In the past few years, Nietzsche has also been deeply affected by the lives of his mother and sister, in a clumsy state of emotional expression, not knowing how to express emotions naturally, and once he meets a woman, he will become shy and sensitive. Later, as a last resort, Salome severed ties with Nietzsche. Nietzsche suffered too much of a blow and fell into a state of madness.
Finally, Nietzsche entered the brothel.
On the surface, Nietzsche's entry into the brothel was caused by Salome, but in fact, Nietzsche's doing such a crazy thing has nothing to do with his own sister.
Nietzsche described this in his book My Sister and Me, in which Nietzsche believed that "every woman has a prostitute in her heart." ”
This sentence shows that Nietzsche was extreme to love, and his extreme has existed since childhood. His own sister tortured Nietzsche physically from an early age, and Nietzsche tangled in love and hate to look at women and love, and he mistakenly thought that love was a physical feeling. He even hated Plato's doctrine, which he understood as an almost extreme view.
Nietzsche believed that love was the product of abstinence.
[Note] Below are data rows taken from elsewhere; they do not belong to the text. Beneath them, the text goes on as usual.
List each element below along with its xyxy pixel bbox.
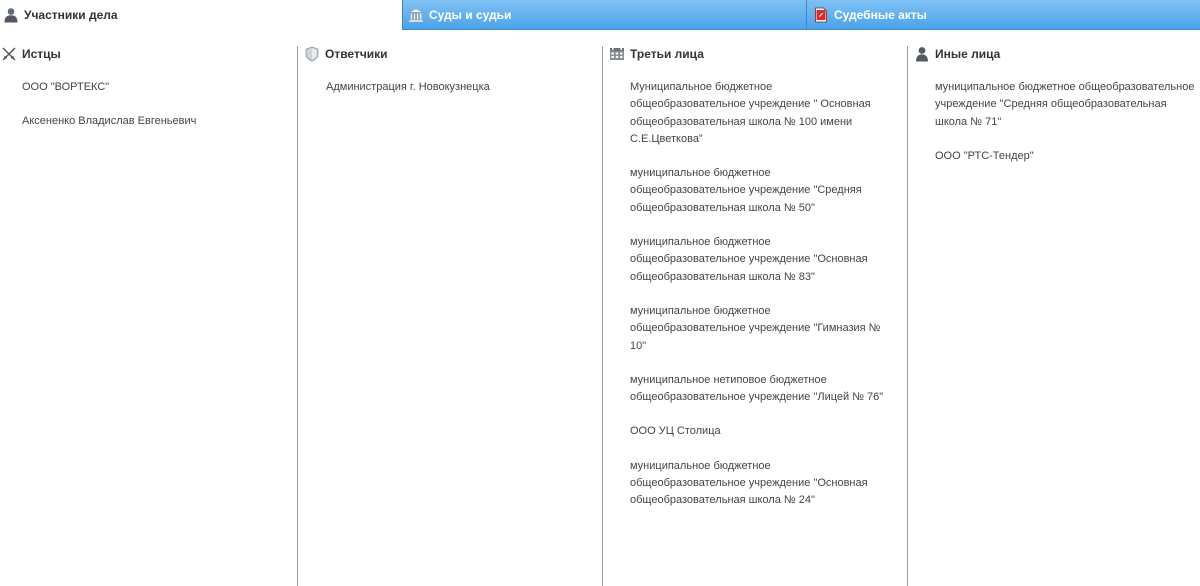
crossed-swords-icon — [1, 46, 17, 62]
column-title: Истцы — [22, 47, 61, 61]
other-parties-column: Иные лица муниципальное бюджетное общеоб… — [907, 46, 1200, 586]
list-item[interactable]: Администрация г. Новокузнецка — [326, 79, 591, 96]
shield-icon — [304, 46, 320, 62]
third-parties-list: Муниципальное бюджетное общеобразователь… — [630, 79, 885, 527]
tab-label: Участники дела — [24, 8, 118, 22]
list-item[interactable]: муниципальное бюджетное общеобразователь… — [935, 79, 1197, 131]
defendants-list: Администрация г. Новокузнецка — [326, 79, 591, 113]
courthouse-icon — [407, 7, 425, 23]
pdf-document-icon — [813, 7, 829, 23]
group-icon — [609, 46, 625, 62]
third-parties-column: Третьи лица Муниципальное бюджетное обще… — [602, 46, 907, 586]
tab-label: Суды и судьи — [429, 7, 512, 22]
list-item[interactable]: муниципальное бюджетное общеобразователь… — [630, 303, 885, 355]
other-parties-list: муниципальное бюджетное общеобразователь… — [935, 79, 1197, 182]
tab-court-acts[interactable]: Судебные акты — [806, 0, 1200, 30]
list-item[interactable]: муниципальное бюджетное общеобразователь… — [630, 458, 885, 510]
list-item[interactable]: Муниципальное бюджетное общеобразователь… — [630, 79, 885, 148]
tab-participants[interactable]: Участники дела — [0, 0, 402, 30]
tab-courts-judges[interactable]: Суды и судьи — [402, 0, 806, 30]
list-item[interactable]: муниципальное бюджетное общеобразователь… — [630, 165, 885, 217]
list-item[interactable]: ООО "РТС-Тендер" — [935, 148, 1197, 165]
plaintiffs-column: Истцы ООО "ВОРТЕКС" Аксененко Владислав … — [0, 46, 297, 586]
plaintiffs-header: Истцы — [0, 46, 297, 62]
list-item[interactable]: ООО "ВОРТЕКС" — [22, 79, 287, 96]
defendants-header: Ответчики — [298, 46, 602, 62]
tab-label: Судебные акты — [834, 7, 927, 22]
list-item[interactable]: муниципальное бюджетное общеобразователь… — [630, 234, 885, 286]
plaintiffs-list: ООО "ВОРТЕКС" Аксененко Владислав Евгень… — [22, 79, 287, 148]
column-title: Ответчики — [325, 47, 388, 61]
person-icon — [914, 46, 930, 62]
other-parties-header: Иные лица — [908, 46, 1200, 62]
defendants-column: Ответчики Администрация г. Новокузнецка — [297, 46, 602, 586]
list-item[interactable]: ООО УЦ Столица — [630, 423, 885, 440]
third-parties-header: Третьи лица — [603, 46, 907, 62]
list-item[interactable]: муниципальное нетиповое бюджетное общеоб… — [630, 372, 885, 407]
tab-bar: Участники дела Суды и судьи Судебные акт… — [0, 0, 1200, 30]
column-title: Иные лица — [935, 47, 1001, 61]
list-item[interactable]: Аксененко Владислав Евгеньевич — [22, 113, 287, 130]
column-title: Третьи лица — [630, 47, 704, 61]
participant-icon — [3, 7, 19, 23]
He believed that so-called love was nothing more than the most primitive impulse between men and women, but Christianity suppressed this nature of such people, so that people had to satisfy this impulse by other means, and in the process of repression a thing called love was produced.
Nietzsche had this idea because when he was young, just when the hormones were strong, his sister gave him these feelings, and he vaguely believed that this was love, but in fact, he or his sister felt the most, just physical pleasure. This way of getting along between men and women gives Nietzsche a vague understanding of love. So much so that Nietzsche was madly infatuated with young girls, and for old women, he thought of monsters. Such thinking is obviously facilitated by the basic starting point of the flesh.
But Nietzsche mistakenly believed that so-called love was to have physical contact with a young woman, and for Nietzsche, who longed for love, after several failed love attempts, the most effective and direct love was probably only a brothel. And it is in line with Nietzsche's understanding that unbridled entanglement is the craziest love.
It was in this case that Nietzsche was infected with syphilis, and he was also proud and ecstatic about syphilis, and he thought that contracting syphilis was a kind of self-liberation, so under the action of syphilis, Nietzsche's thinking began to go wild, and he wrote "The Death of God" with perseverance that ordinary people could not imagine, and these masterpieces were completed in his almost mad state.
It wasn't until January 3, 1889, that Nietzsche saw a man whipping a horse in the square, and he ran up to hold the horse by the neck and said, "O my suffering brother!" Then he fell to the ground and never got up. Not long after, Nietzsche died, with his loneliness and the unbearable pain of syphilis.